C’est le taux d’intérêt élevé qui nuit au pays – Jornal da USP

Par Paulo Feldmann, professeur à la Faculté des sciences économiques, administratives, comptables et actuarielles (FEA) de l’USP

Les chiffres faisant référence à la croissance de l’économie brésilienne en 2022 viennent d’être publiés. Le PIB a augmenté de 2,9 % par rapport à 2021. Il aurait été beaucoup plus élevé si ce n’était du fait qu’au quatrième trimestre, la croissance était négative, que est, il n’y avait pas.

Lorsque nous avons essayé de comprendre ce qui s’est passé, nous avons constaté que le taux Selic – le taux d’intérêt de base qui guide l’ensemble de l’économie – a commencé 2022 à un niveau raisonnable, mais au fil des mois, il a augmenté et atteint son pic en fin d’année. Le taux d’intérêt est fixé par la Banque centrale, qui est désormais une entité autonome du gouvernement fédéral. La Banque centrale impose un taux élevé lorsqu’elle craint qu’il n’y ait de l’inflation. L’impact du taux d’intérêt, qui est la réduction de la croissance économique, ne se produit pas exactement au cours du trimestre où il augmente, mais devient évident quelques mois plus tard.

La théorie selon laquelle les taux d’intérêt doivent être élevés pour lutter contre l’inflation est dépassée dans la plupart des pays. La justification de cette théorie est que lorsque le taux d’intérêt est élevé, la consommation diminue, car les gens (les consommateurs) évitent d’emprunter de l’argent. Ce fait, selon les partisans de l’idée, inhibe la consommation et, avec moins de demande de biens, les prix ont tendance à baisser, avec une réduction conséquente de la croissance économique. De plus, les entreprises qui finiraient par investir en elles-mêmes – achat de machines, création de nouveaux emplois, etc. – ne le font pas, car il est préférable pour eux d’investir cet argent dans des obligations d’État qui paient, comme ils le font maintenant, des taux beaucoup plus élevés que les rendements des investissements pourraient apporter.

Après la crise financière de 2008, il est devenu évident que cette théorie ne fonctionnait pas et la grande majorité des pays l’ont abandonnée. Aujourd’hui dans le monde il y a plusieurs pays qui font face à des taux d’inflation très élevés, cependant rares sont ceux qui utilisent un taux d’intérêt équivalent à celui du Brésil. Comme le taux au Brésil est de 13,75 % et que l’inflation est de 5,8 %, il y a un gain réel pour ceux qui investissent dans des obligations d’État d’environ 7,5 % par an. C’est le rendement le plus élevé au monde. Le Mexique occupe la deuxième place, mais n’offre que la moitié de cette rentabilité.

Le plus intéressant est que seuls les économistes dits « de marché » défendent des taux d’intérêt élevés pour le Brésil – et disent que dans notre pays ils sont nécessaires parce que notre endettement est élevé. Il s’avère que ce qui mène à l’endettement, c’est le fait que le gouvernement est incapable de payer ses factures, parce qu’il encaisse moins qu’il ne dépense.

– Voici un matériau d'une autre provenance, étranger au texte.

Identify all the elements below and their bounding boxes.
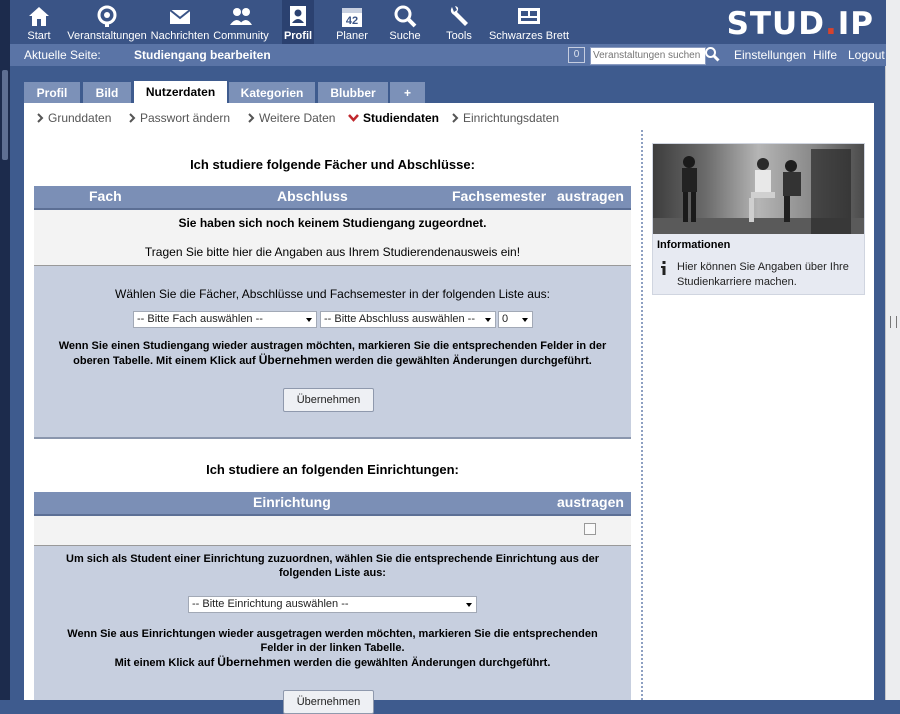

Ainsi, par exemple, en 2022, nous avons terminé l’année avec un déficit nominal de 4,7 % du PIB : c’est-à-dire que le gouvernement fédéral a dépensé beaucoup plus qu’il n’a perçu. Il manquait la bagatelle de 460 milliards de R$. Mais cet écart est purement une conséquence du paiement des intérêts, qui ont atteint l’année dernière 594 milliards de reais.

Si les taux d’intérêt n’étaient pas si élevés, nous n’aurions pas eu ce trou stratosphérique. Soit dit en passant, le programme Bolsa Família coûtera 151 milliards de BRL en 2023 et desservira 84 millions de Brésiliens en situation de vulnérabilité, soit près de 40 % de la population. D’autre part, en maintenant le taux d’intérêt actuel et le niveau d’endettement du pays, on prévoit que le gouvernement fédéral devra payer, tout comme les intérêts cette année, quelque chose autour de 700 milliards de reais. Soit 4,5 fois plus que Bolsa Família. Sauf que, dans ce cas, ces revenus profiteront à moins de 5% de la population brésilienne, qui sont les rares à réussir à épargner et à investir leur monnaie.

Sans les taux d’intérêt élevés, le pays pourrait croître en 2023. Avec la croissance, il y aurait création d’emplois et, par conséquent, consommation et paiement d’impôts. Cela assurerait une augmentation des recettes publiques. Et pourquoi cela n’est-il pas fait ? Car la Banque centrale ne pense pas au pays, mais exclusivement à la santé du système bancaire et des privilégiés qui parviennent à investir leurs ressources et à bénéficier de ce taux Selic.